Total RNA was TRIzol-extracted and purified from total RNA using poly-T oligo-attached magnetic beads. Fragmentation was carried out using divalent cations under elevated temperature in NEB. cDNA was synthesized using random hexamer primer and RNase H. The library fragments were purified with QiaQuick PCR kits and elution with elution buffer, then terminal repair A-tailing and adapter added were implemented. The clustering of the index-coded samples was performed on a cBot cluster generation system using HiSeq PE Cluster Kit v4-cBot-HS (Illumina) according to the manufacturer’s instructions.
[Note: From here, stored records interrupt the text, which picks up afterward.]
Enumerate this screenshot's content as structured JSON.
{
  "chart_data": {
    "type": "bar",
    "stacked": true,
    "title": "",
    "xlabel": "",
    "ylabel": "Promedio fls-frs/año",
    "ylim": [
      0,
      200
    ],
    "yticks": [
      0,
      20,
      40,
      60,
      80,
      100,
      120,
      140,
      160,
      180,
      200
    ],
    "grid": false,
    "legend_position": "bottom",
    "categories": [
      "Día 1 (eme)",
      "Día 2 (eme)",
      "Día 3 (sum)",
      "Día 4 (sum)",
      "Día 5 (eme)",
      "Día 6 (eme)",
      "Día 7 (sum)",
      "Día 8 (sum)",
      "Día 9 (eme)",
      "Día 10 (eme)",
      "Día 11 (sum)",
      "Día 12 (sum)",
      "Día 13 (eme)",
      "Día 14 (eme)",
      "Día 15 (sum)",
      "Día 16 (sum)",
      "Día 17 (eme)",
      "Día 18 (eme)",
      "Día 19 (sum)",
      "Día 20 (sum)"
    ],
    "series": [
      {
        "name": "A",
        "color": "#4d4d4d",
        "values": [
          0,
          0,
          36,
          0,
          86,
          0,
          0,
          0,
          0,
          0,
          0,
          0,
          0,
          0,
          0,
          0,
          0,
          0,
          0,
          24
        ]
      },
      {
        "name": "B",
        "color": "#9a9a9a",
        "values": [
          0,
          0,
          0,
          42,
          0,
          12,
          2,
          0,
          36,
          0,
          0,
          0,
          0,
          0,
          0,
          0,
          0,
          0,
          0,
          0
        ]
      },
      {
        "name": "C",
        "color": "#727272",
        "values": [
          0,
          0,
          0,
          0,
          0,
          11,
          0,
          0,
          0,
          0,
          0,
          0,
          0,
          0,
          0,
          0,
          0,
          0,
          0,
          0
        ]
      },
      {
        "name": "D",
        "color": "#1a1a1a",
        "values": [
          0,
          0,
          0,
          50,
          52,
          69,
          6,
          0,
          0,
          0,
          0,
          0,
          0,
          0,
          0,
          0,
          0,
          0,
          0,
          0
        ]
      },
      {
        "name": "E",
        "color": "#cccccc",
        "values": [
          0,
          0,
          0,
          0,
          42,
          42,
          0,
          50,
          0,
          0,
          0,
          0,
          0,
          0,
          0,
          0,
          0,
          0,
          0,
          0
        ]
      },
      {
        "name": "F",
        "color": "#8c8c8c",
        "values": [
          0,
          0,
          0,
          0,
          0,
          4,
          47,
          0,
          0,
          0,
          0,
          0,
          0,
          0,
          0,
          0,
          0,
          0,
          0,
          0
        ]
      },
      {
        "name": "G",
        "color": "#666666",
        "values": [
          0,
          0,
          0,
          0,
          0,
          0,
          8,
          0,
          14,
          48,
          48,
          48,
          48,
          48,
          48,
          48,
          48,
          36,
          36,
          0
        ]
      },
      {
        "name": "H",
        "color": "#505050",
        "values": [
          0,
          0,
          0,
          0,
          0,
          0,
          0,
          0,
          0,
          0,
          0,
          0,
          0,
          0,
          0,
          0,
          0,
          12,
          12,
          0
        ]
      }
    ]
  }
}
After cluster generation, the libraries were sequenced on an Illumina platform and 150-bp paired-end reads were generated.

ChIP Assays.

Cells (1 × 10⁷) were digested by trypsin and resuspended in PBS. Twenty-seven microliters of 37% formaldehyde (final concentration 1%) was directly added to the sample and rotated for 10 min at room temperature. Then, 0.125 M glycine solution was added to quench the reaction. Cells were then lysed in 275 μL of ChIP lysis buffer (50 mM Tris⋅HCl pH 8.1, 10 mM EDTA) supplemented with cOmplete protease inhibitors (PIC) for 20 min on ice, and centrifuged at 2,000 rpm for 5 min to get the nuclei pellet. The nuclei pellet was washed in 1 mL of NIM buffer (0.25 mM sucrose, 25 mM KCl, 10 mM Tris⋅HCl pH 7.4, 5 mM MgCl₂) twice and lysed in nuclei lysis buffer (50 mM Tris⋅HCl pH 8.1, 10 mM EDTA, 1% SDS) supplemented with PIC. The nuclei lysis was sonicated for 16 min in an Ultrasonic Cell Disruptor (BRANSON SLPe Model) to obtain DNA fragments between 100 and 500 bp. Debris was removed by centrifugation at 12,000 rpm for 10 min at 4 °C, and the supernatant was transferred to new tubes. Anti-H3K4me3 antibody (5 μg) was added and rotated overnight at 4 °C. Corresponding type of IgG antibody (5 μg) was added as a negative control. A volume of 100 µL of Protein G beads was added, and the sample was rotated for a further 3 h at 4 °C. The beads were washed with LiCl wash buffer (Tris⋅HCl 10 mM pH 8.1, 0.25 M LiCl, 1% IGEPAL-CA630/Nonidet P-40, 1% deoxycholic acid [sodium salt], 1 mM EDTA). The DNA was eluted with 300 µL of elution buffer (Tris⋅HCl 20 mM pH 7.5, 20 mM EDTA, 0.5% SDS, 500 µg/mL Proteinase K) and incubated for 4 h at 56 °C. The DNA was extracted with phenol-chloroform followed by purification using a Qiagen MinElute column. qPCR was performed to analyze the enrichment of H3K4me3 in corresponding genes.

Statistical Analysis.

Data are presented as the means ± SEM. Unpaired Student ’s t test was used to determine the differences between two groups; a two-way ANOVA analysis followed by Bonferroni multiple-comparison test was used to determine differences between multiple groups. P  <  0.05 was considered statistically significant.

Data Availability.

The data that support the findings of this study are provided in Dataset S1. The RNA-seq data are deposited in the National Center for Biotechnology Information Gene Expression Omnibus Repository under the accession no. GSE143756.